House Appropriations Chairman Tom Cole (R-Oklahoma) told reporters that the best way for Congress to retain its spending authority in this fight is to pass the funding extension and continue working on bipartisan appropriations bills.
“The power of the purse pretty clearly rests with Congress, as long as we do our job. And if we continue to do our job, then I don’t think they’ll have any undue influence,” he said.
Democrats say the threat of additional federal layoffs hasn’t broken their resolve, in part because they believe the Administration would seek to continue firing federal workers even if there was not a shutdown.
“If we’re going to pass a budget for the US Government, we need to save healthcare for millions of Americans, period. Why won’t Republicans take that deal? Won’t even negotiate over it,” Senator Elizabeth Warren (D-Massachusetts) said in an interview.
“This is a battle over values, and also a pretty clear dividing line between where Trump and the Republicans stand and where the Democrats are ready to hold the line and fight.”
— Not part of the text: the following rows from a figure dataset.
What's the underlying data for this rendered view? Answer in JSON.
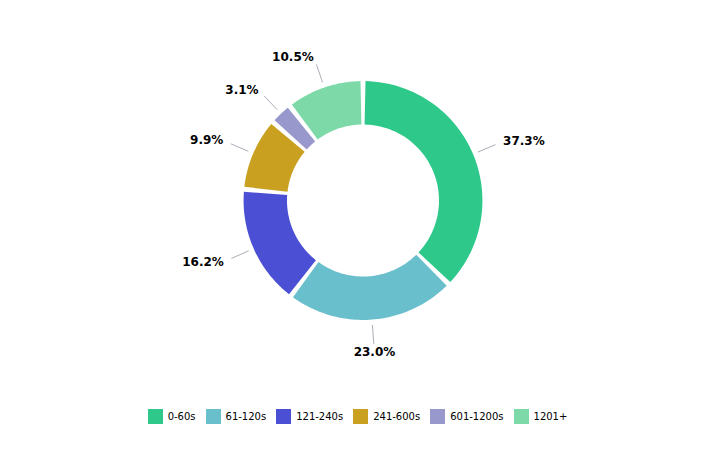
{
  "chart_data": {
    "type": "donut",
    "categories": [
      "0-60s",
      "61-120s",
      "121-240s",
      "241-600s",
      "601-1200s",
      "1201+"
    ],
    "values": [
      37.3,
      23.0,
      16.2,
      9.9,
      3.1,
      10.5
    ],
    "value_labels": [
      "37.3%",
      "23.0%",
      "16.2%",
      "9.9%",
      "3.1%",
      "10.5%"
    ],
    "colors": [
      "#2ec98a",
      "#6abfcc",
      "#4a4fd4",
      "#c9a020",
      "#9898cc",
      "#7dd9a8"
    ],
    "data_labels": true,
    "legend": "bottom"
  }
}
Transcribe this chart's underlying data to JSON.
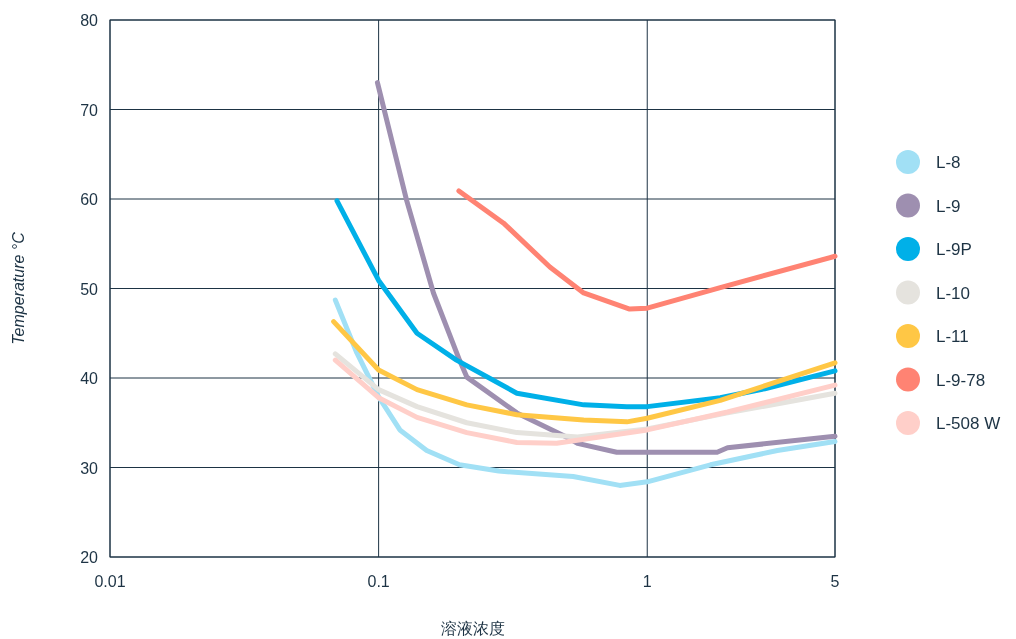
{
  "chart_data": {
    "type": "line",
    "xlabel": "溶液浓度",
    "ylabel": "Temperature °C",
    "log": "x",
    "xlim": [
      0.01,
      5
    ],
    "xticks": [
      0.01,
      0.1,
      1,
      5
    ],
    "ylim": [
      20,
      80
    ],
    "yticks": [
      20,
      30,
      40,
      50,
      60,
      70,
      80
    ],
    "grid": true,
    "legend": "right",
    "line_style": "solid",
    "series": [
      {
        "name": "L-8",
        "color": "#a1e0f5",
        "x": [
          0.069,
          0.083,
          0.1,
          0.12,
          0.151,
          0.2,
          0.28,
          0.53,
          0.79,
          1,
          1.72,
          3.05,
          5
        ],
        "values": [
          48.7,
          42.8,
          37.9,
          34.2,
          31.9,
          30.3,
          29.6,
          29.0,
          28.0,
          28.4,
          30.3,
          31.9,
          32.9
        ]
      },
      {
        "name": "L-9",
        "color": "#9e8fb0",
        "x": [
          0.099,
          0.127,
          0.16,
          0.2,
          0.213,
          0.327,
          0.5,
          0.55,
          0.77,
          1.82,
          1.99,
          5
        ],
        "values": [
          73.0,
          59.9,
          49.5,
          42.0,
          40.1,
          36.1,
          33.4,
          32.7,
          31.7,
          31.7,
          32.2,
          33.5
        ]
      },
      {
        "name": "L-9P",
        "color": "#00b0e8",
        "x": [
          0.07,
          0.1,
          0.139,
          0.195,
          0.327,
          0.58,
          0.84,
          1,
          1.87,
          2.74,
          5
        ],
        "values": [
          59.8,
          50.9,
          45.0,
          42.0,
          38.3,
          37.0,
          36.8,
          36.8,
          37.8,
          38.8,
          40.8
        ]
      },
      {
        "name": "L-10",
        "color": "#e5e3de",
        "x": [
          0.069,
          0.1,
          0.139,
          0.213,
          0.327,
          0.55,
          1,
          1.99,
          5
        ],
        "values": [
          42.7,
          38.7,
          36.8,
          35.0,
          33.9,
          33.4,
          34.3,
          36.1,
          38.3
        ]
      },
      {
        "name": "L-11",
        "color": "#ffc745",
        "x": [
          0.068,
          0.1,
          0.139,
          0.213,
          0.327,
          0.58,
          0.84,
          1,
          1.87,
          5
        ],
        "values": [
          46.3,
          40.9,
          38.7,
          37.0,
          35.9,
          35.3,
          35.1,
          35.5,
          37.5,
          41.7
        ]
      },
      {
        "name": "L-9-78",
        "color": "#ff8373",
        "x": [
          0.199,
          0.292,
          0.434,
          0.58,
          0.86,
          1,
          1.87,
          5
        ],
        "values": [
          60.9,
          57.3,
          52.4,
          49.5,
          47.7,
          47.8,
          50.1,
          53.6
        ]
      },
      {
        "name": "L-508 W",
        "color": "#ffcfc9",
        "x": [
          0.069,
          0.1,
          0.139,
          0.213,
          0.327,
          0.46,
          1,
          1.99,
          5
        ],
        "values": [
          42.0,
          37.8,
          35.6,
          33.9,
          32.8,
          32.7,
          34.2,
          36.2,
          39.2
        ]
      }
    ]
  }
}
Most federal agencies do not seem to have begun preparing for mass firings as directed. Over the past several days, shutdown-related communications to staff and meetings at multiple agencies - including the State Department and Federal Emergency Management Agency - have not included discussions of layoffs, according to records obtained by the Post and several employees who spoke on the condition of anonymity.
At one Interior Department meeting about the shutdown, said a staffer there, leadership began by declaring they could not discuss media reports about reductions in force.
The reticence did nothing to calm fears: “Employees are freaking out,” the staffer said. “Gravely distracted.”
Some publicly posted “contingency” plans for the shutdown make no mention of possible layoffs, including documents shared by the Labor Department and the Department of Health and Human Services.